Aber Tribune hat gepostet a Pressemitteilung auf ihrer Website und beschreiben, wie „extrem enttäuscht“ sie sind, dass Spectrum einer Vertragsverlängerung nicht zustimmt. Tribune nutzt die NFL-Playoffs als Hebel und erläutert, wie die „NFL-Playoffs in Gefahr sind“ und wie sie „nicht wollen, dass Spectrum-Abonnenten diese Spiele verpassen“. Natürlich konnten sie sich die Spiele einfach online oder drahtlos ansehen.

Sie fragen sich vielleicht, warum Tribune keinen vernünftigen Deal mit dem Kabelunternehmen Spectrum eingehen wird. Hier ist die Sache: Tribune muss ihre Kanäle nicht mehr über Kabeldienste übertragen. Kabelfernsehen fällt bei den meisten Verbrauchern in Ungnade. Tribune hat seine Inhalte den Leuten schon immer kostenlos angeboten und es ist einfach, ihre Eigenschaften zu sehen (wie ABC) im Internet.
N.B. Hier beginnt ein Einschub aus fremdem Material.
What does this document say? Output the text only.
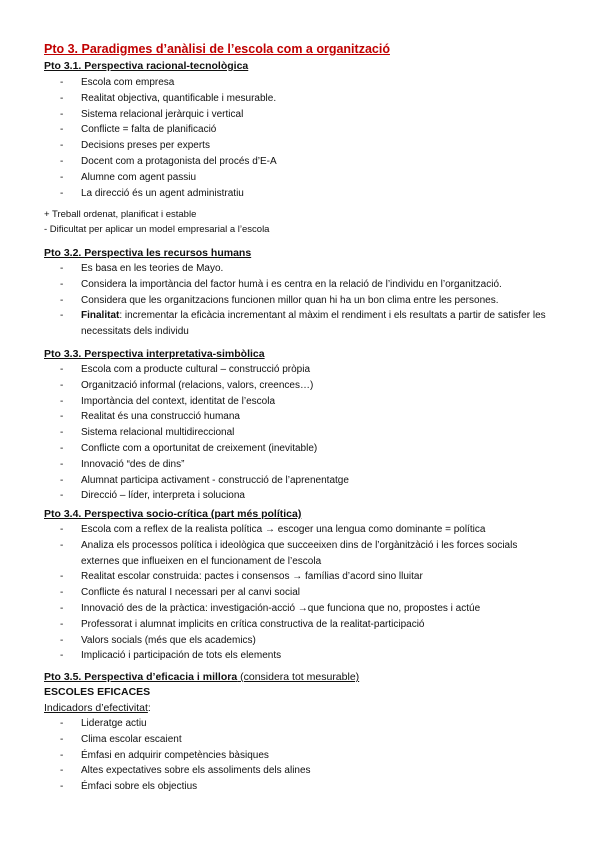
Pto 3. Paradigmes d’anàlisi de l’escola com a organització
Pto 3.1. Perspectiva racional-tecnològica
- Escola com empresa
- Realitat objectiva, quantificable i mesurable.
- Sistema relacional jeràrquic i vertical
- Conflicte = falta de planificació
- Decisions preses per experts
- Docent com a protagonista del procés d’E-A
- Alumne com agent passiu
- La direcció és un agent administratiu
+ Treball ordenat, planificat i estable
- Dificultat per aplicar un model empresarial a l’escola
Pto 3.2. Perspectiva les recursos humans
- Es basa en les teories de Mayo.
- Considera la importància del factor humà i es centra en la relació de l’individu en l’organització.
- Considera que les organitzacions funcionen millor quan hi ha un bon clima entre les persones.
- Finalitat: incrementar la eficàcia incrementant al màxim el rendiment i els resultats a partir de satisfer les necessitats dels individu
Pto 3.3. Perspectiva interpretativa-simbòlica
- Escola com a producte cultural – construcció pròpia
- Organització informal (relacions, valors, creences…)
- Importància del context, identitat de l’escola
- Realitat és una construcció humana
- Sistema relacional multidireccional
- Conflicte com a oportunitat de creixement (inevitable)
- Innovació “des de dins”
- Alumnat participa activament - construcció de l’aprenentatge
- Direcció – líder, interpreta i soluciona
Pto 3.4. Perspectiva socio-crítica (part més política)
- Escola com a reflex de la realista política → escoger una lengua como dominante = política
- Analiza els processos política i ideològica que succeeixen dins de l’orgànitzàció i les forces socials externes que influeixen en el funcionament de l’escola
- Realitat escolar construida: pactes i consensos → famílias d’acord sino lluitar
- Conflicte és natural I necessari per al canvi social
- Innovació des de la pràctica: investigación-acció →que funciona que no, propostes i actúe
- Professorat i alumnat implicits en crítica constructiva de la realitat-participació
- Valors socials (més que els academics)
- Implicació i participación de tots els elements
Pto 3.5. Perspectiva d’eficacia i millora (considera tot mesurable)
ESCOLES EFICACES
Indicadors d’efectivitat:
- Lideratge actiu
- Clima escolar escaient
- Émfasi en adquirir competències bàsiques
- Altes expectatives sobre els assoliments dels alines
- Émfaci sobre els objectius
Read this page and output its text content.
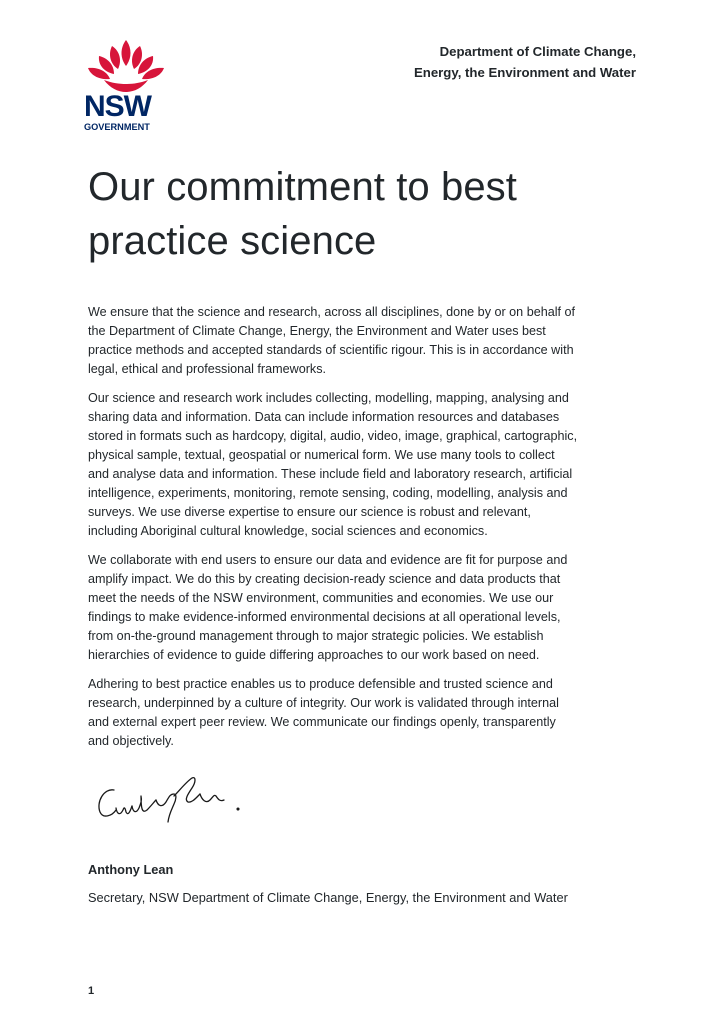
NSW
GOVERNMENT
Department of Climate Change,
Energy, the Environment and Water
Our commitment to best
practice science
We ensure that the science and research, across all disciplines, done by or on behalf of
the Department of Climate Change, Energy, the Environment and Water uses best
practice methods and accepted standards of scientific rigour. This is in accordance with
legal, ethical and professional frameworks.
Our science and research work includes collecting, modelling, mapping, analysing and
sharing data and information. Data can include information resources and databases
stored in formats such as hardcopy, digital, audio, video, image, graphical, cartographic,
physical sample, textual, geospatial or numerical form. We use many tools to collect
and analyse data and information. These include field and laboratory research, artificial
intelligence, experiments, monitoring, remote sensing, coding, modelling, analysis and
surveys. We use diverse expertise to ensure our science is robust and relevant,
including Aboriginal cultural knowledge, social sciences and economics.
We collaborate with end users to ensure our data and evidence are fit for purpose and
amplify impact. We do this by creating decision-ready science and data products that
meet the needs of the NSW environment, communities and economies. We use our
findings to make evidence-informed environmental decisions at all operational levels,
from on-the-ground management through to major strategic policies. We establish
hierarchies of evidence to guide differing approaches to our work based on need.
Adhering to best practice enables us to produce defensible and trusted science and
research, underpinned by a culture of integrity. Our work is validated through internal
and external expert peer review. We communicate our findings openly, transparently
and objectively.
Anthony Lean
Secretary, NSW Department of Climate Change, Energy, the Environment and Water
1
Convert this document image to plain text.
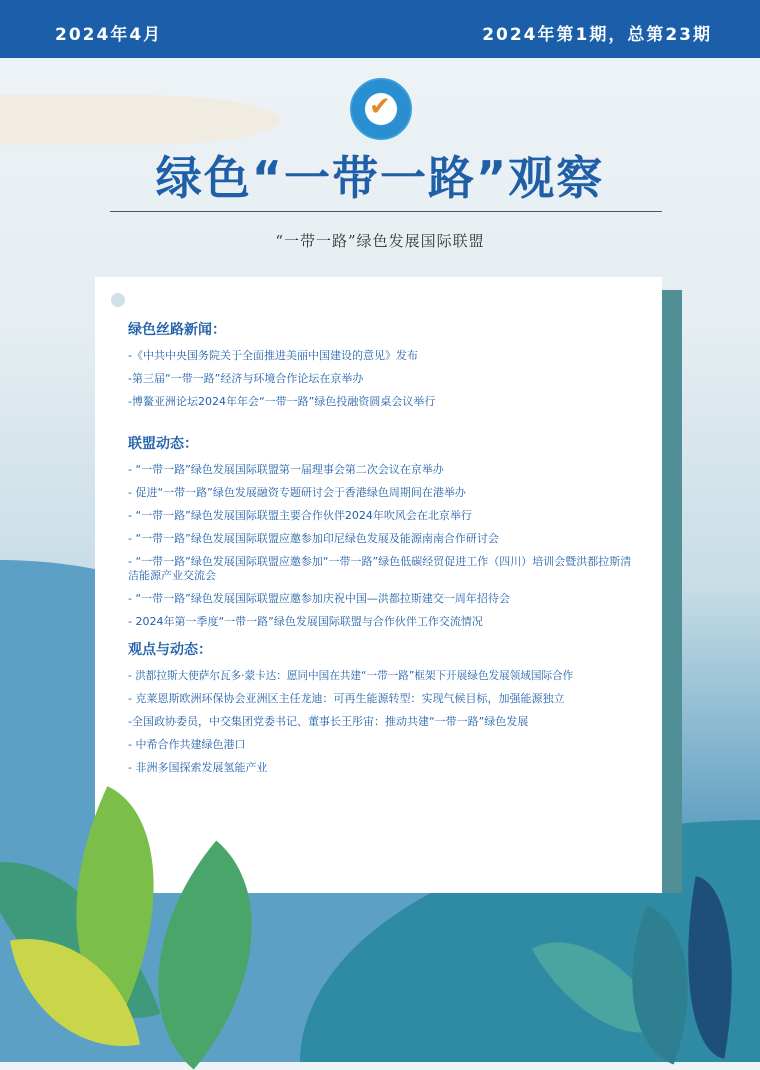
2024年4月	2024年第1期，总第23期
✔
绿色“一带一路”观察
“一带一路”绿色发展国际联盟
绿色丝路新闻：
-《中共中央国务院关于全面推进美丽中国建设的意见》发布
-第三届“一带一路”经济与环境合作论坛在京举办
-博鳌亚洲论坛2024年年会“一带一路”绿色投融资圆桌会议举行
联盟动态：
- “一带一路”绿色发展国际联盟第一届理事会第二次会议在京举办
- 促进“一带一路”绿色发展融资专题研讨会于香港绿色周期间在港举办
- “一带一路”绿色发展国际联盟主要合作伙伴2024年吹风会在北京举行
- “一带一路”绿色发展国际联盟应邀参加印尼绿色发展及能源南南合作研讨会
- “一带一路”绿色发展国际联盟应邀参加“一带一路”绿色低碳经贸促进工作（四川）培训会暨洪都拉斯清洁能源产业交流会
- “一带一路”绿色发展国际联盟应邀参加庆祝中国—洪都拉斯建交一周年招待会
- 2024年第一季度“一带一路”绿色发展国际联盟与合作伙伴工作交流情况
观点与动态：
- 洪都拉斯大使萨尔瓦多·蒙卡达：愿同中国在共建“一带一路”框架下开展绿色发展领域国际合作
- 克莱恩斯欧洲环保协会亚洲区主任龙迪：可再生能源转型：实现气候目标，加强能源独立
-全国政协委员，中交集团党委书记、董事长王彤宙：推动共建“一带一路”绿色发展
- 中希合作共建绿色港口
- 非洲多国探索发展氢能产业
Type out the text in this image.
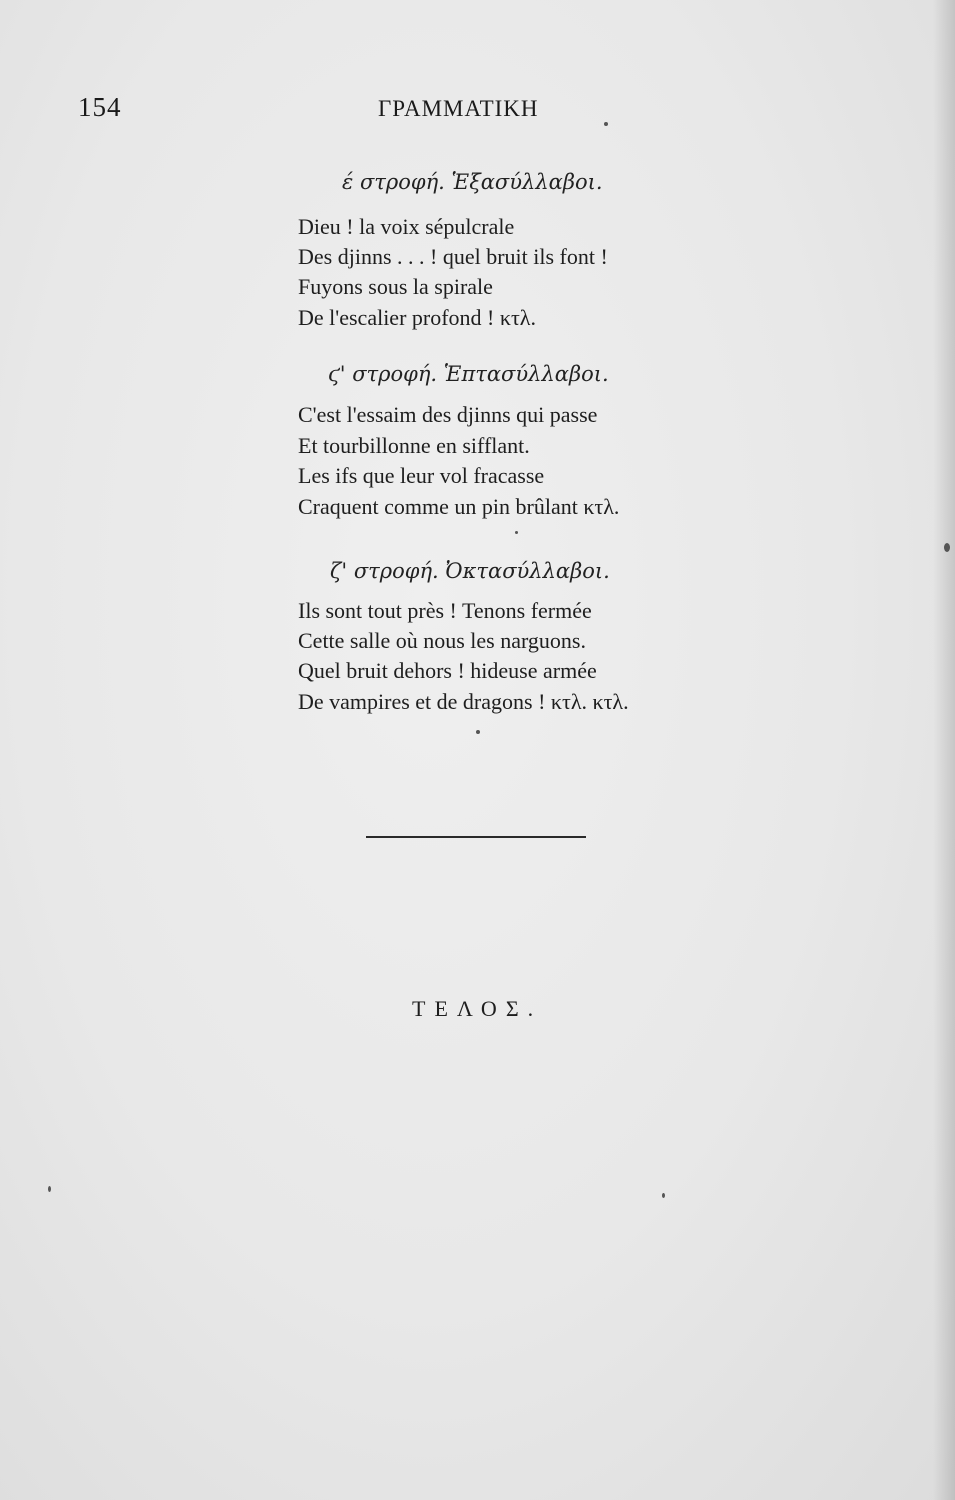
154	ΓΡΑΜΜΑΤΙΚΗ
έ στροφή. Ἑξασύλλαβοι.
Dieu ! la voix sépulcrale
Des djinns . . . ! quel bruit ils font !
Fuyons sous la spirale
De l'escalier profond ! κτλ.
ϛ' στροφή. Ἑπτασύλλαβοι.
C'est l'essaim des djinns qui passe
Et tourbillonne en sifflant.
Les ifs que leur vol fracasse
Craquent comme un pin brûlant κτλ.
ζ' στροφή. Ὀκτασύλλαβοι.
Ils sont tout près ! Tenons fermée
Cette salle où nous les narguons.
Quel bruit dehors ! hideuse armée
De vampires et de dragons ! κτλ. κτλ.
ΤΕΛΟΣ.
Tribune wird schließlich das meiste Geld im Internet verdienen, also könnten sie genauso gut eine unangemessene Menge Geld aus einer Kabelgesellschaft herauspressen. Schließlich sind die Kabelgesellschaften viel verzweifelter als Tribune. Fußballfans, die die Playoffs verpassen, werden Tribune nicht böse sein, weil sie ihr Spiel weggenommen haben. Sie werden sauer auf ihre 100 Dollar monatliche Kabelgesellschaft.

Dies könnte ein Zeichen dafür sein, dass Tribune und andere Fernsehunternehmen ihre Aufmerksamkeit von traditionellen Fernsehformaten abwenden. Es könnte auch ein Zeichen dafür sein, dass Kabelunternehmen wie Spectrum nicht verstehen, warum ihre Abonnenten immer noch mehr als 1000 US-Dollar pro Jahr für das Fernsehen zahlen. Alles, was wir mit Sicherheit sagen können, ist, dass es scheiße ist, 2019 für Kabel zu bezahlen.